In the second place its purpose is to teach Christians, but in all this long teaching it does not once mention the Passion, the resurrection, or the Spirit of Christ. He names Christ several times; however he teaches nothing about him, but only speaks of general faith in God. Now i is the office of a true apostle to preach of the Passion and resurrection and office of Christ, and to lay the foundation for faith in him, as Christ himself says in John 15 “You shall bear witness to me.” All the genuine sacred books agree in this, that all of them preach and inculcate [treiben] Christ. And that is the true test by which to judge all books, when we see whether or not they inculcate Christ. For all the Scriptures show us Christ, Romans 3; and St. Paul will know nothing but Christ, I Corinthians 2.  Whatever does not teach Christ is not apostolic, even though St. Peter or St. Paul does the teaching. Again, whatever preaches Christ would be apostolic, even if Judas, Annas, Pilate, and Herod were doing it.

But this James does nothing more than drive to the law and to its works. Besides, he throws things together so chaotically that it seems to me he must have been some good, pious man, who took a few sayings from the disciples of the apostles and thus tossed them off on paper. Or it ma perhaps have been written by someone on the basis of his preaching. He calls the law a “law of liberty,” though Paul calls it a law of slavery, of wrath, of death, and of sin.

Moreover he cites the sayings of St. Peter: “Love covers a multitude of sins,” and again, “Humble yourselves under the hand of God;” also the saying of St. Paul in Galatians 5, “The Spirit lusteth against envy.” And yet, in point of time, St. James was put to death by Herod in Jerusalem, before St. Peter.  So it seems that this author came long after St. Peter and St. Paul.

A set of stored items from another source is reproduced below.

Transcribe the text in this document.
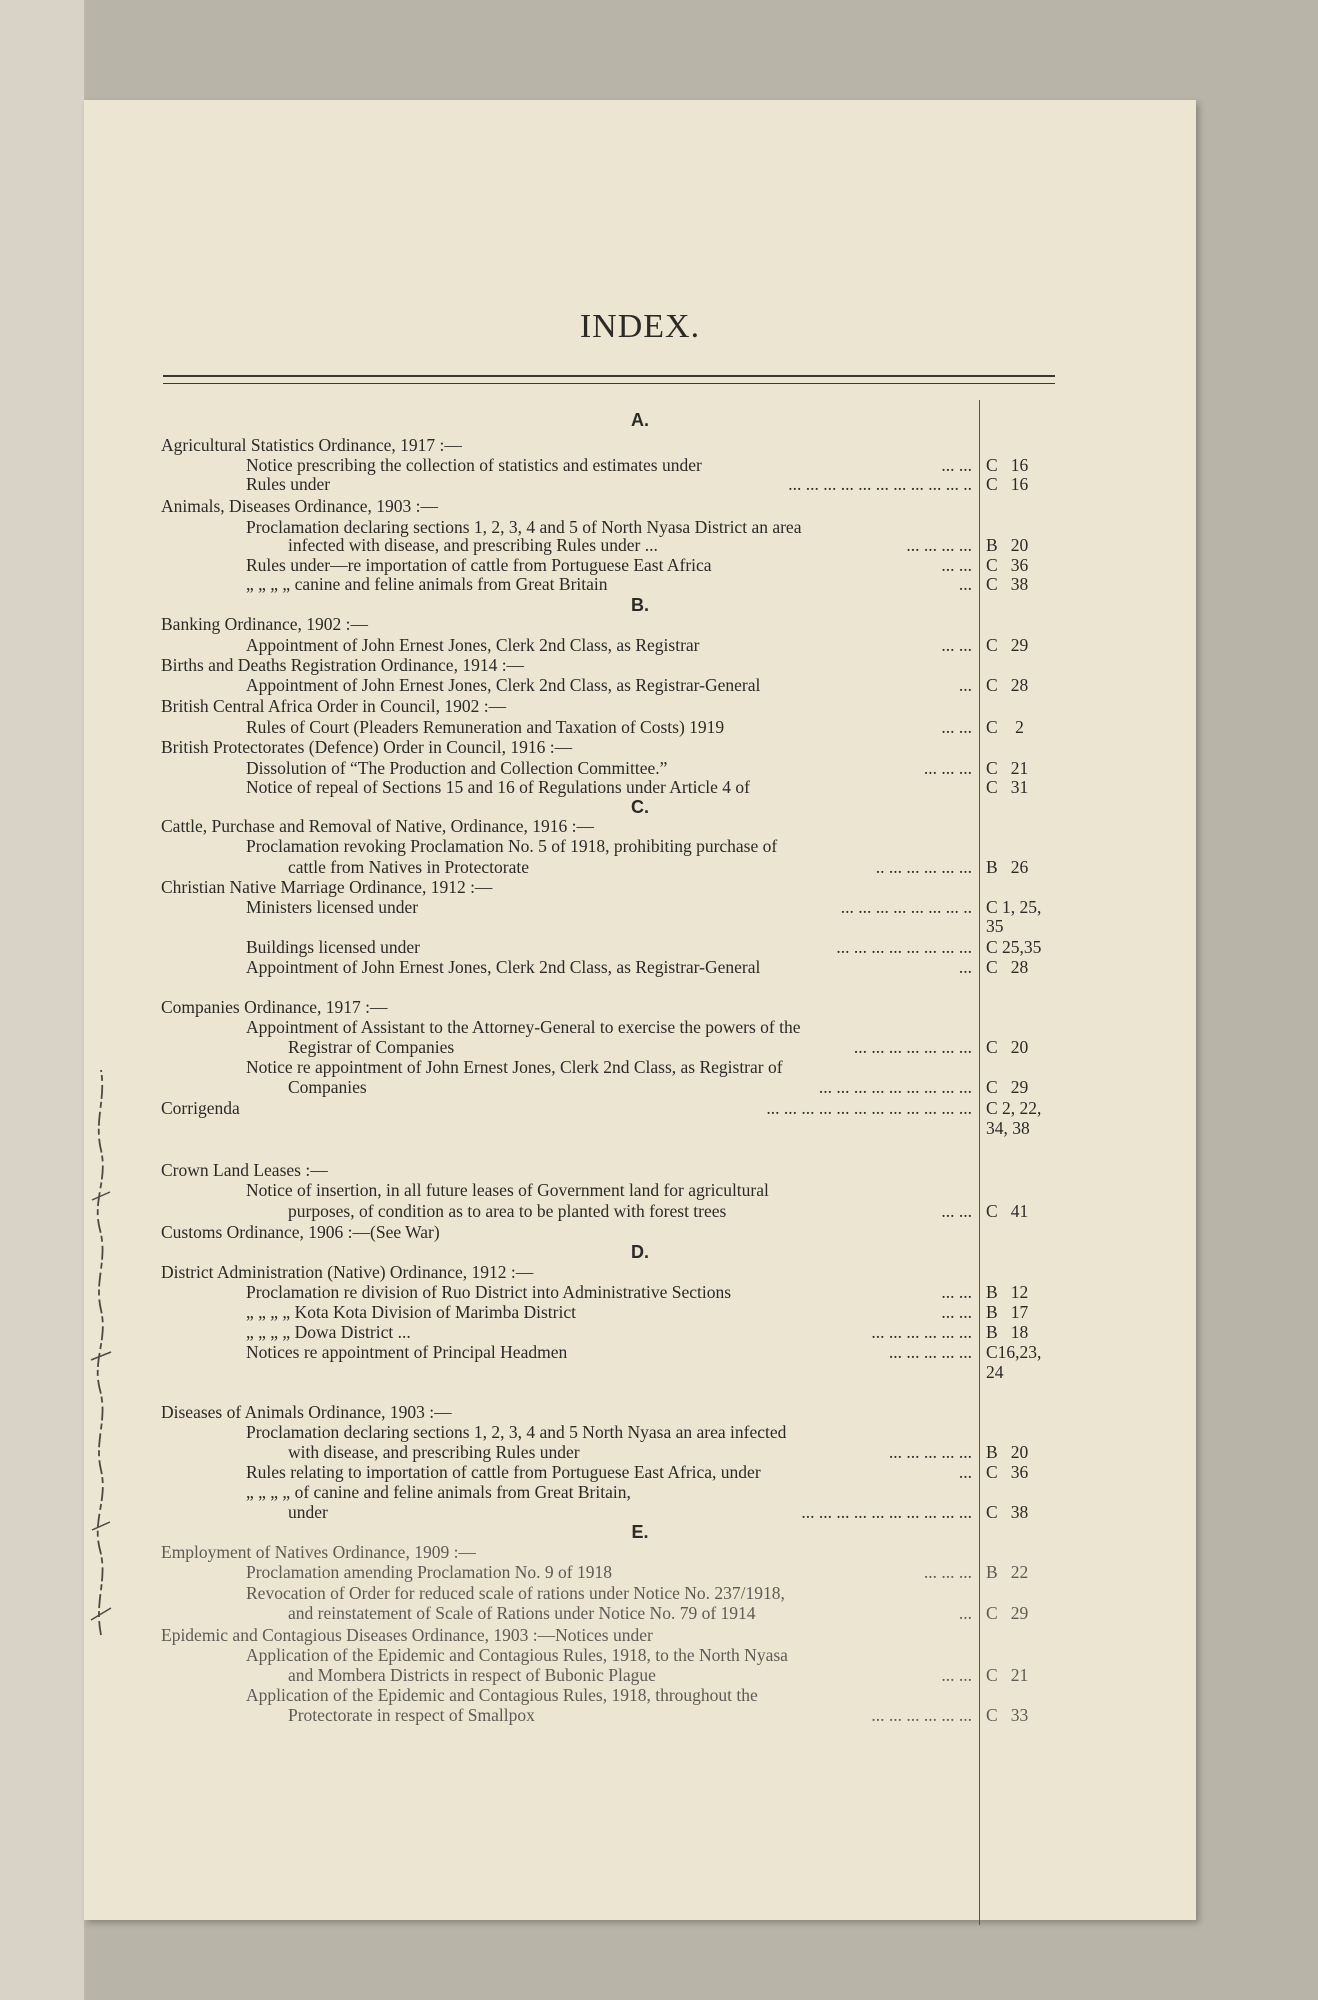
INDEX.
A.
B.
C.
D.
E.
Agricultural Statistics Ordinance, 1917 :—
Notice prescribing the collection of statistics and estimates under	... ... C   16
Rules under	... ... ... ... ... ... ... ... ... ... .. C   16
Animals, Diseases Ordinance, 1903 :—
Proclamation declaring sections 1, 2, 3, 4 and 5 of North Nyasa District an area
infected with disease, and prescribing Rules under ...	... ... ... ... B   20
Rules under—re importation of cattle from Portuguese East Africa	... ... C   36
„ „ „ „ canine and feline animals from Great Britain	... C   38
Banking Ordinance, 1902 :—
Appointment of John Ernest Jones, Clerk 2nd Class, as Registrar	... ... C   29
Births and Deaths Registration Ordinance, 1914 :—
Appointment of John Ernest Jones, Clerk 2nd Class, as Registrar-General	... C   28
British Central Africa Order in Council, 1902 :—
Rules of Court (Pleaders Remuneration and Taxation of Costs) 1919	... ... C    2
British Protectorates (Defence) Order in Council, 1916 :—
Dissolution of “The Production and Collection Committee.”	... ... ... C   21
Notice of repeal of Sections 15 and 16 of Regulations under Article 4 of	C   31
Cattle, Purchase and Removal of Native, Ordinance, 1916 :—
Proclamation revoking Proclamation No. 5 of 1918, prohibiting purchase of
cattle from Natives in Protectorate	.. ... ... ... ... ... B   26
Christian Native Marriage Ordinance, 1912 :—
Ministers licensed under	... ... ... ... ... ... ... .. C 1, 25,
35
Buildings licensed under	... ... ... ... ... ... ... ... C 25,35
Appointment of John Ernest Jones, Clerk 2nd Class, as Registrar-General	... C   28
Companies Ordinance, 1917 :—
Appointment of Assistant to the Attorney-General to exercise the powers of the
Registrar of Companies	... ... ... ... ... ... ... C   20
Notice re appointment of John Ernest Jones, Clerk 2nd Class, as Registrar of
Companies	... ... ... ... ... ... ... ... ... C   29
Corrigenda	... ... ... ... ... ... ... ... ... ... ... ... C 2, 22,
34, 38
Crown Land Leases :—
Notice of insertion, in all future leases of Government land for agricultural
purposes, of condition as to area to be planted with forest trees	... ... C   41
Customs Ordinance, 1906 :—(See War)
District Administration (Native) Ordinance, 1912 :—
Proclamation re division of Ruo District into Administrative Sections	... ... B   12
„ „ „ „ Kota Kota Division of Marimba District	... ... B   17
„ „ „ „ Dowa District ...	... ... ... ... ... ... B   18
Notices re appointment of Principal Headmen	... ... ... ... ... C16,23,
24
Diseases of Animals Ordinance, 1903 :—
Proclamation declaring sections 1, 2, 3, 4 and 5 North Nyasa an area infected
with disease, and prescribing Rules under	... ... ... ... ... B   20
Rules relating to importation of cattle from Portuguese East Africa, under	... C   36
„ „ „ „ of canine and feline animals from Great Britain,
under	... ... ... ... ... ... ... ... ... ... C   38
Employment of Natives Ordinance, 1909 :—
Proclamation amending Proclamation No. 9 of 1918	... ... ... B   22
Revocation of Order for reduced scale of rations under Notice No. 237/1918,
and reinstatement of Scale of Rations under Notice No. 79 of 1914	... C   29
Epidemic and Contagious Diseases Ordinance, 1903 :—Notices under
Application of the Epidemic and Contagious Rules, 1918, to the North Nyasa
and Mombera Districts in respect of Bubonic Plague	... ... C   21
Application of the Epidemic and Contagious Rules, 1918, throughout the
Protectorate in respect of Smallpox	... ... ... ... ... ... C   33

In a word, he wanted to guard against those who relied on faith without works, but was unequal to the task in spirit, thought, and words. He mangles the Scriptures and thereby opposes Paul and all Scripture. He tries to accomplish by harping on the law what the apostles accomplish by stimulating people to love. Therefore, I will not have him in my Bible to be numbered among the true chief books, though I would not thereby prevent anyone from including or extolling him as he pleases, for there are otherwise many good sayings in him. One man is no man in worldly things; how, then, should this single man alone avail against Paul and all the rest of Scripture?

—Luther’s Works, vol 35 (St. Louis: Concordia, 1963), pp. 395-396

My View: Embracing God-Breathed Differences

Ernst Kasemann wrote, “Every simplification which forces the original variety of voices [of the biblical texts] into a well trodden path, is sin against the Spirit.”1

I’m pretty sure I agree with him.

Despite popular and frequent statements in some Christian circles which proclaim the Bible’s “simple message,” the reality is that this ancient collection of texts is complex—as one should probably expect of any accounts and revelation of God, humanity, truth, life, etc., written by multiple authors over a period spanning two thousand years. And I don’t think if you had asked biblical authors themselves they would have said that the scriptures had a simple message, either. I think for them they would say that the Bible was full of God-breathed and revealed mystery, that at times could be clear. In this regard I don’t think it is helpful to approach the Bible with over-simplifying (simplistic) or reductionist methods which attempt to minimize, or do away with entirely, difficult issues  just because they make us uncomfortable or potentially lead to difficult questions about the Bible’s unity or inspiration.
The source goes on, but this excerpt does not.